Marko tertawa getir. “Kau seperti dia. Tatapan kalian sama. Tegas. Penuh luka. Dia mencinta...”
“Jangan sebut namanya jika kau hanya ingin mengingatkan aku akan luka.”
Hening.
Akhirnya, Marko menunduk. “Namanya Viktor Kovalen. Dia adalah pendiri The Gray Falcon. Dulu dia agen rahasia, sekarang dia membentuk jaringan pembunuh lintas negara. Dia tak pernah terlihat. Hanya bayangan. Tapi dialah yang memerintahkan pembunuhan Adrian.”
Napas Nayla tercekat. Viktor. Nama itu mulai muncul dalam penyelidikan beberapa minggu terakhir. Tapi kini resmi. Targetnya jelas.
“Apa motifnya?” tanya Nayla lirih.
Marko terdiam lama. “Karena Adrian menolak tawaran untuk bergabung. Dan karena Adrian... terlalu dekat denganmu.”
______
Malam harinya, Nayla berdiri di balkon hotelnya, menatap kota tua Kotor yang bersinar dalam keheningan.
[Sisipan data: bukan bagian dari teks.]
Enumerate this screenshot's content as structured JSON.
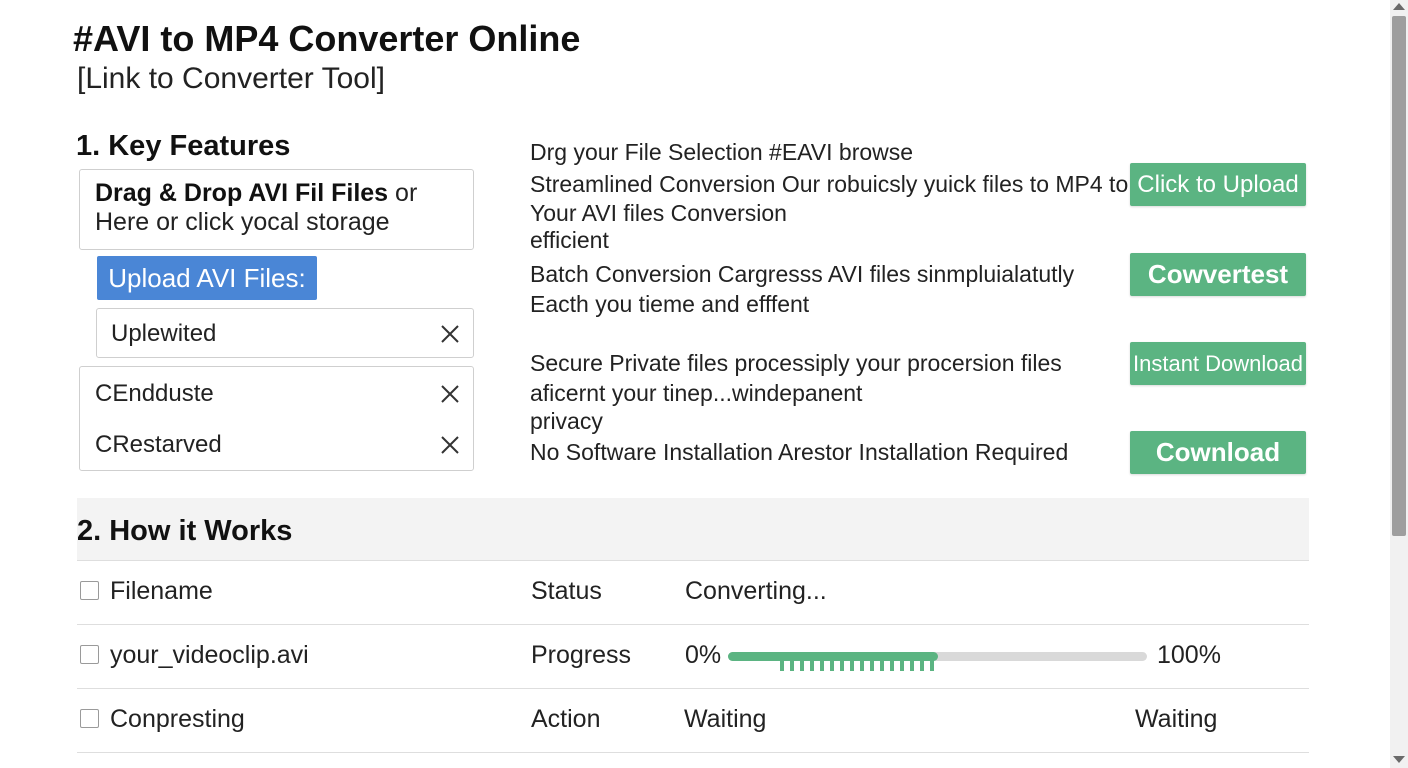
{
  "page": {
    "title": "#AVI to MP4 Converter Online",
    "subtitle": "[Link to Converter Tool]"
  },
  "key_features": {
    "heading": "1. Key Features",
    "dropzone": {
      "bold_text": "Drag & Drop AVI Fil Files",
      "or_text": "or",
      "line2": "Here or click  yocal storage"
    },
    "upload_button": "Upload AVI Files:",
    "files": [
      {
        "name": "Uplewited"
      },
      {
        "name": "CEndduste"
      },
      {
        "name": "CRestarved"
      }
    ]
  },
  "features": [
    {
      "lines": [
        "Drg your File Selection    #EAVI browse"
      ]
    },
    {
      "lines": [
        "Streamlined Conversion Our robuicsly yuick files to MP4 to",
        "Your AVI files Conversion",
        "efficient"
      ]
    },
    {
      "lines": [
        "Batch Conversion Cargresss    AVI files sinmpluialatutly",
        "Eacth you tieme and efffent"
      ]
    },
    {
      "lines": [
        "Secure Private files processiply your  procersion files",
        "aficernt your tinep...windepanent",
        "privacy"
      ]
    },
    {
      "lines": [
        "No Software Installation Arestor Installation Required"
      ]
    }
  ],
  "action_buttons": [
    {
      "label": "Click to Upload"
    },
    {
      "label": "Cowvertest"
    },
    {
      "label": "Instant Download"
    },
    {
      "label": "Cownload"
    }
  ],
  "how_it_works": {
    "heading": "2. How it Works",
    "rows": [
      {
        "col1": "Filename",
        "col2": "Status",
        "col3": "Converting...",
        "col4": ""
      },
      {
        "col1": "your_videoclip.avi",
        "col2": "Progress",
        "col3": "0%",
        "col4": "100%"
      },
      {
        "col1": "Conpresting",
        "col2": "Action",
        "col3": "Waiting",
        "col4": "Waiting"
      }
    ],
    "progress_fraction": 0.5
  },
  "colors": {
    "accent_blue": "#4a86d6",
    "accent_green": "#5bb482"
  }
}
Di tangannya, berkas-berkas tentang Viktor Kovalen yang ia dapat dari Marko. Semuanya mengarah pada satu kota Prague.
“Dua tahun aku mencari, dan jawaban ternyata sesingkat ini,” bisiknya, nyaris seperti mengutuk.
Ivan datang dengan secangkir kopi panas. “Kita sudah mendapat nama. Apa langkah selanjutnya?”
Nayla mengambil cangkir itu, menatap uap yang mengepul. “Kita tak akan menyerang. Belum. Kita akan masuk perlahan. Infiltrasi. Bukan hanya Viktor... tapi semua yang ikut mengambil Adrian dari hidupku.”
Matanya menyala. “Mereka akan tahu bagaimana rasanya kehilangan segalanya.”
______
Malam itu, Nayla membuka brankas di kamar hotel. Di dalamnya ada kotak kecil berisi surat lama surat yang ditulis Adrian sebelum mereka berpisah terakhir kali.
"Jika suatu hari aku menghilang, jangan cari aku. Tapi jika kau tetap memilih mencariku… maka carilah kebenaran, bukan balas dendam. Karena kebenaran... akan menuntunmu pulang, Nay."
Tangannya bergetar. Air matanya jatuh membasahi huruf-huruf yang dulu ditulis dengan penuh cinta.
“Terlambat, Adrian…” suaranya serak. “Aku tidak bisa pulang kalau tanpa kau.”